La guerre économique, également meurtrière...

     L'existence de sociétés industrielles complexes et différentes stratégies déployées pendant la Seconde guerre mondiale amènent à se poser toutefois la question de cette deuxième restriction à la définition de la guerre, qui empêcherait de considérer que l'expression guerre économique renferme plus qu'une métaphore.

 En questionnant le rapport entre la guerre et le nombre des victimes comme des blessures qui causent leur mort, on peut se poser la question, dans un premier temps en restant sur la guerre proprement dite, menée avec des armes qui tuent directement sur les champs de bataille, si elle ne voit pas mis en oeuvre d'autres méthodes moins directes, mais aussi efficaces, dans le moyen ou le long terme, de provoquer la mort. La destruction consciente de ressources économiques, la dévastation, même non volontaire, d'étendues agricoles gigantesques ou d'infrastructures industrielles, dans des sociétés industrielles ou semi-industrielles, provoquent des victimes en masse, par la faim, le froid, les épidémies... On considère ainsi généralement que la seconde guerre mondiale a vu la mort de bien plus de victimes civiles que de soldats, et que suite directement à la première guerre mondiale, les épidémies ont provoqué la mort de plus de personnes que la guerre elle-même. Les victimes "collatérales" sont bien plus nombreuses que les victimes directes des guerres. 

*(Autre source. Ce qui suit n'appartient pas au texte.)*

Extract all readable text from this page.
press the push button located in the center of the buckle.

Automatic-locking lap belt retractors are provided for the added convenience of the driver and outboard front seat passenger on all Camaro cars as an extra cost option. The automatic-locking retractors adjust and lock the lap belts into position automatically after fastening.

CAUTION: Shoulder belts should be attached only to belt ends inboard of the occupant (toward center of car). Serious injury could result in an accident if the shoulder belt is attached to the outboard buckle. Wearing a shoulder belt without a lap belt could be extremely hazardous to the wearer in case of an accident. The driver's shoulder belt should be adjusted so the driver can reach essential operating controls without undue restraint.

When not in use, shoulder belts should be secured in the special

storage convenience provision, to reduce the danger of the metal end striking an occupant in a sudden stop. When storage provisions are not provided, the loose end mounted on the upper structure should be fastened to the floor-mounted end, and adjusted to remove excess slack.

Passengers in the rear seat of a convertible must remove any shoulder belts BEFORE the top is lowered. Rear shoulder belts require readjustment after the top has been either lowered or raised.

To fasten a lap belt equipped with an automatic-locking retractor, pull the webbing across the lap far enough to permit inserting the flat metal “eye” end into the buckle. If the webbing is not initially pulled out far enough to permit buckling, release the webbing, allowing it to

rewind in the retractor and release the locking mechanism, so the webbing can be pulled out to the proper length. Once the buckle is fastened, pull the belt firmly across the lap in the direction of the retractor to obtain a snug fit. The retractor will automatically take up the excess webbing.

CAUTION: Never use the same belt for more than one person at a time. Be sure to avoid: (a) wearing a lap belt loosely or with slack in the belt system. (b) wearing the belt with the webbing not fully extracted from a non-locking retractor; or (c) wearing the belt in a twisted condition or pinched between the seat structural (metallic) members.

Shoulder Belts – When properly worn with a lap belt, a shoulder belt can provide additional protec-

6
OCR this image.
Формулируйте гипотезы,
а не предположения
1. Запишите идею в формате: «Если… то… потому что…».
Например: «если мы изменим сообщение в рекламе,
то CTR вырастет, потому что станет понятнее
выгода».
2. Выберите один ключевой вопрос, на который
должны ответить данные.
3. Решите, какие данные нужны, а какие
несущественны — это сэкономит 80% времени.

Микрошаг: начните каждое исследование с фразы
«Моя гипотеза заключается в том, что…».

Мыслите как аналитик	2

En sortant du cadre strict de la guerre, avant ou après celle-ci, des moyens économiques provoquent la mort eux aussi. Soit de manière volontaire : affamer des populations situées dans les territoires ennemis, soit de manière "involontaire" : provoquer la ruine d'économies concurrentes. Des méthodes qui provoquent l'extinction de populations entières ne peuvent-elles pas être considérées comme des méthodes de guerre? La guerre économique, celle des entreprises ou des États, provoquent bien plus de destructions et de décès que les guerres tout court. Alors, comment pouvoir comprendre l'évolution de conflits marqués seulement de temps en temps par des guerres franches et déclarées, mais traînant en longueur par des destructions économiques? Décidément, il ne s'agit pas d'une métaphore : la guerre économique, malgré le positionnement de la polémologie, constitue bien une guerre en bonne et due forme. Les causes de ces guerres-là s'apparentent souvent aux causes des guerres reconnues comme telles : rivalités politiques ou économiques, désir d'extension territoriale ou d'accaparement de ressources. Leurs conséquences également : destructions de matériels et de vies humaines, haines indéfinies (de populations vis-à-vis des entreprises ou des nationalités représentées en elles...), désirs de revanche (par les mêmes moyens ou par des moyens "plus directs"). Cela n'empêche nullement de considérer les guerres reconnues comme telles comme des objets d'étude en soi, comme le fait la polémologie classique. Cela permet de plus de faire le lien direct entre stratégies armées et stratégies non armées dans le cadre d'étude de conflictualité ou de conflit. D'ailleurs, la consultation de nombreuses ouvrages de stratégie permettent de comprendre, parfois entre les lignes, que dans la guerre moderne, il y a toujours des éléments de guerre économique. Ce qui bloque sans doute, c'est que la guerre est considérée comme l'attribut de puissances souveraines, est réservée aux États, contrairement d'ailleurs, au premier trait principal de la guerre de Gaston BOUTHOUL. Faire ce pas, considérer que la guerre économique est bien une guerre, c'est ouvrir la possibilité que des entreprises, en dépit du fait qu'elles n'ont pas en principe de pouvoirs régaliens, se livrent entre elles à de véritables guerres. 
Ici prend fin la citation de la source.